Nieuwe methode toont slijtage van het landschap

article_published_on_label
22 februari 2019

How many years can a mountain exist? Bob Dylan’s retorische vraag heeft nu een nieuwe wetenschappelijke basis gekregen. Onderzoekers van Wageningen University & Research (WUR) en de Technische Universiteit van Denemarken (DTU) ontwikkelden een nieuwe methode die de blootstellingsduur van gesteenten en sedimenten aan zonlicht kan meten. Dat geeft nieuwe inzichten over het ontstaan van het landschap. In Scientific Reports (Nature) van deze week onthullen ze hun innovatieve techniek.

Net als met planten gaat zonlicht een interactie aan met gesteente. Deze subtiele subatomaire processen zijn in het algemeen moeilijk waarneembaar. In gesteente bevinden zich kristallen, die tal van onregelmatigheden (‘defecten’) vertonen. Voor gesteente in de ondergrond vullen deze defecten zich geleidelijk met elektrische ladingen door natuurlijke achtergrondstraling uit de aarde en zelfs uit het heelal. Echter, zodra dit gesteente aan het oppervlak gaat dagzomen zal het zonlicht een aantal gevangen ladingen recombineren, waarbij fotonen (licht) worden uitgezonden. Dit verschijnsel staat bekend als ’luminescentie’.

Licht heft gevangen lading op

Bij langduriger blootstelling van het gesteente aan zonlicht, zullen de defecten steeds dieper in het gesteente worden geleegd. De overgangszone tussen het gesteenteoppervlak zonder ingesloten ladingen en diepere gebieden waar alle defecten met elektrische ladingen zijn bezet, wordt de 'luminescentie-bleekdiepte' genoemd. De dikte van deze zone kan geowetenschappers belangrijke informatie verschaffen over het precieze tijdstip van landschapsvorming, erosiesnelheden van gesteente, transportafstanden van sedimenten, bewolkingsgraad en meer.

diagramslijtagegesteente.jpg

Direct, snel en in hoge resolutie

Tot voor kort was de methode voor het bepalen van de 'luminescentie-bleekdiepte' omslachtig, in lage resolutie en indirect (één ​​defectsoort isoleren was niet mogelijk zonder andere te verstoren). Onderzoekers van Wageningen University & Research (WUR) en de Technische Universiteit van Denemarken (DTU), zijn er nu in geslaagd om deze methodiek vanaf nul te herzien. Zo verkregen zij 2D-kaarten in zeer hoge resolutie.
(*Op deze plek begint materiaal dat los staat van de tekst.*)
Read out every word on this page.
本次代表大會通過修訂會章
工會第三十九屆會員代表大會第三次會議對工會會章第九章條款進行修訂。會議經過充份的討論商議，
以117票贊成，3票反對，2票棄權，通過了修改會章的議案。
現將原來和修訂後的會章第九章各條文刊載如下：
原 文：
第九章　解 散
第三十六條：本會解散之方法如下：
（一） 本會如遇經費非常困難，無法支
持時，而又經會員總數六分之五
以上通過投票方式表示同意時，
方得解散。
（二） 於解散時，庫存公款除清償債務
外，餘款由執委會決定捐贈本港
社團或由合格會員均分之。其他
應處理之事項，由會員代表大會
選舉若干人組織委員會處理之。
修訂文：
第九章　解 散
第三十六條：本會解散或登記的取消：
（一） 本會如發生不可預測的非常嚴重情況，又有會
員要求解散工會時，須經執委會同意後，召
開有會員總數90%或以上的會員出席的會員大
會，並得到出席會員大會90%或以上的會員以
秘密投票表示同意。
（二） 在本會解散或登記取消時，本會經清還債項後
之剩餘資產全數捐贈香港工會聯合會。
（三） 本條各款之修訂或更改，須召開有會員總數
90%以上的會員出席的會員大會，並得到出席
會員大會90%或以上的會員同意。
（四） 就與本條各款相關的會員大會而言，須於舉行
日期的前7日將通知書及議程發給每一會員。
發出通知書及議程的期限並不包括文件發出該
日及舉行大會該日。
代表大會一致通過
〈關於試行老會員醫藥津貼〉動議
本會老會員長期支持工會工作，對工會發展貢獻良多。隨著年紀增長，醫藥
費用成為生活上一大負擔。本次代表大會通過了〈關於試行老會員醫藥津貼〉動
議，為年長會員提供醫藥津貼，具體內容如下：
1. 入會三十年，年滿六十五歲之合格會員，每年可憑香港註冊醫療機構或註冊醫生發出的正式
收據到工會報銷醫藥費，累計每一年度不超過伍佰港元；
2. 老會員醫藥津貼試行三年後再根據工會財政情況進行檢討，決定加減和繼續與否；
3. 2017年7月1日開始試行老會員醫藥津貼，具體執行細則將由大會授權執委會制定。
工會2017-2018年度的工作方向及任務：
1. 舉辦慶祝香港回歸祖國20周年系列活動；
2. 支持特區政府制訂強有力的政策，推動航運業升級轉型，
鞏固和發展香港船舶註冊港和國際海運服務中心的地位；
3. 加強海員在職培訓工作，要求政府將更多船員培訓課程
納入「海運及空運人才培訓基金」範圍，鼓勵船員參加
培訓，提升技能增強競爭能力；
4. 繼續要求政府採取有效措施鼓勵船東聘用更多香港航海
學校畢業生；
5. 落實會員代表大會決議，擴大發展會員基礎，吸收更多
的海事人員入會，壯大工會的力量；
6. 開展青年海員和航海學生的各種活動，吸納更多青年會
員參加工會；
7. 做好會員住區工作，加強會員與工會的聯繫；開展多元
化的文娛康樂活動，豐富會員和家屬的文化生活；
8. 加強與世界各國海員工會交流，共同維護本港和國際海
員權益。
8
De nieuwe methode is gebaseerd op een recente ontdekking door DTU Nutech, die een zeer specifieke golflengte van infraroodlicht (830 nanometer) gebruikt om een ​​bekende elektronenval in veldspaat,  het meest voorkomende mineraal in de aardkorst, te stimuleren. Dit wekt een fotoluminescentie-signaal op, dat gedetecteerd wordt bij iets langere golflengten (> 925 nanometer). Door dit signaal af te beelden, verkregen de onderzoekers ongekende ruimtelijke data van de 'luminescentie-bleekdiepte' van een door gletsjerijs gepolijst granietoppervlak uit de Zwitserse Alpen. De resultaten voldeden niet alleen aan de theoretische verwachtingen voor een oppervlak dat elfduizend jaar lang continu aan zonlicht is blootgesteld, maar bieden ook kansen voor ruimtelijk en chemisch inzicht in het effect van langdurige lichtblootstelling op diverse mineralen.

Prototype instrument

De bevindingen zijn het resultaat van de jarenlange samenwerking tussen het Nederlands Centrum voor Luminescentiedatering (NCL) en het Centre for Nuclear Technologies of Denmark’s Technical University (DTU Nutech). "Het komt niet vaak voor dat je op het juiste moment en op de juiste plek een opkomende technologie in de praktijk van de geowetenschappen kunt inzetten", zegt dr. Benny Guralnik, die de studie opstelde en financierde uit zijn NWO-VENI-beurs. "En het is opmerkelijk hoe een paar losse metingen door mijn MSc-stagiair uitgroeiden het hoogtepunt van mijn VENI", zegt Guralnik. Hij verwijst naar Elaine Sellwood, de eerste auteur van de paper, die sinds de voltooiing van het project haar promotieonderzoek doet bij DTU Nutech, gericht op het verbeteren van het prototype-instrument, en het verder ontwikkelen van geologische toepassingen van de methode.